AI isn't coming to automotive—it's already here. The dealerships that will thrive are those that recognize data quality as the foundation for AI success. They'll implement proper data governance, invest in cleaning and structuring their information, and partner with vendors who understand the security and compliance requirements of the AI era.

"The world is yours, and where we're going with AI and the power of what you can do with it is right now virtually unlimited" - Todd Smith

… but only if you have the clean, organized data foundation to support it.

Summary:

While artificial intelligence (AI) is transforming the automotive industry, dealerships face a crucial challenge: the need for clean, organized data as a prerequisite for AI success.

  • AI's Potential in Dealerships: AI offers significant opportunities for dealerships, including conversational AI on websites, AI-powered service scheduling, and lead communication. AI is also being used in areas like personalized marketing, predicting consumer behavior, inventory management, and enhancing customer support.
  • The Data Problem: The article highlights that most dealership data is messy, inaccurate, and outdated. For instance, it mentions that over 40% of customer records may contain outdated vehicle information, email addresses decay at 2.5% monthly, and customer records often have incorrect addresses.

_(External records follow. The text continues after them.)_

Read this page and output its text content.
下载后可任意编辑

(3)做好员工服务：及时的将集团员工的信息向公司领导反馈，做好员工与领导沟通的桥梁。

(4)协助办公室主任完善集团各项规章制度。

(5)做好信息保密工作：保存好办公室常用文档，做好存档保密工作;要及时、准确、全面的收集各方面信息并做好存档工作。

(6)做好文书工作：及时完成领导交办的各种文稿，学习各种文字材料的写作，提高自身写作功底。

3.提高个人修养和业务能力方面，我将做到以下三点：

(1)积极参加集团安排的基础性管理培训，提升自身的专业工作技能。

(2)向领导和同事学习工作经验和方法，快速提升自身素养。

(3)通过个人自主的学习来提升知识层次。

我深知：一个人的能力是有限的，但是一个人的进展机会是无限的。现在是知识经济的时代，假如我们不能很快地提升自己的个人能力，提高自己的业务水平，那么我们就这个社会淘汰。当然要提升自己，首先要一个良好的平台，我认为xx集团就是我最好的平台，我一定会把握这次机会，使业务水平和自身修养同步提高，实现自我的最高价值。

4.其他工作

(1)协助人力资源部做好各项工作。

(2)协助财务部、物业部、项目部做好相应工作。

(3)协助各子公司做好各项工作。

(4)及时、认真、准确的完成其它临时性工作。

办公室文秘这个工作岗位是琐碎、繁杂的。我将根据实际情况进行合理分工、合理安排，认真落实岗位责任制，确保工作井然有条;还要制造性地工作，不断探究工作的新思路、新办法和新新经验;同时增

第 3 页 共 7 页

This "dirty data" leads to inefficient marketing, missed sales opportunities, operational inefficiencies, and potential compliance issues.
  • AI Amplifies Bad Data's Impact: The article stresses that AI, trained on poor data, can amplify mistakes and lead to negative customer experiences, according to Informatica. This includes sending irrelevant messages or making inaccurate recommendations.
  • The Solution: AI-Driven Data Hygiene: The article proposes AI as the solution to data hygiene challenges, offering continuous cleaning, enrichment, and validation of data. AI can proactively identify and correct errors, standardize data formats, verify contact information in real-time, and unify fragmented customer identities into single, cohesive profiles.
  • Benefits of Clean Data & AI: Investing in clean data and AI-driven data hygiene leads to improved accuracy of AI predictions and decisions, increased efficiency in AI operations, better customer insights, reduced risk of bias, cost savings from fewer errors, and enhanced compliance.
  • Challenges and the Path Forward: While AI offers immense potential, dealerships face challenges like data quality and integration, customer privacy and data security, employee training and resistance to change, and the need for significant initial investment, notes the Virginia Automobile Dealers Association. To overcome these challenges, dealerships must prioritize building a strong data foundation, training their teams, partnering with AI experts, and finding the right balance between AI innovation and human interaction.

Clean and organized data is the foundational secret weapon that will enable car dealerships to harness the full potential of AI and thrive in the future of the automotive industry.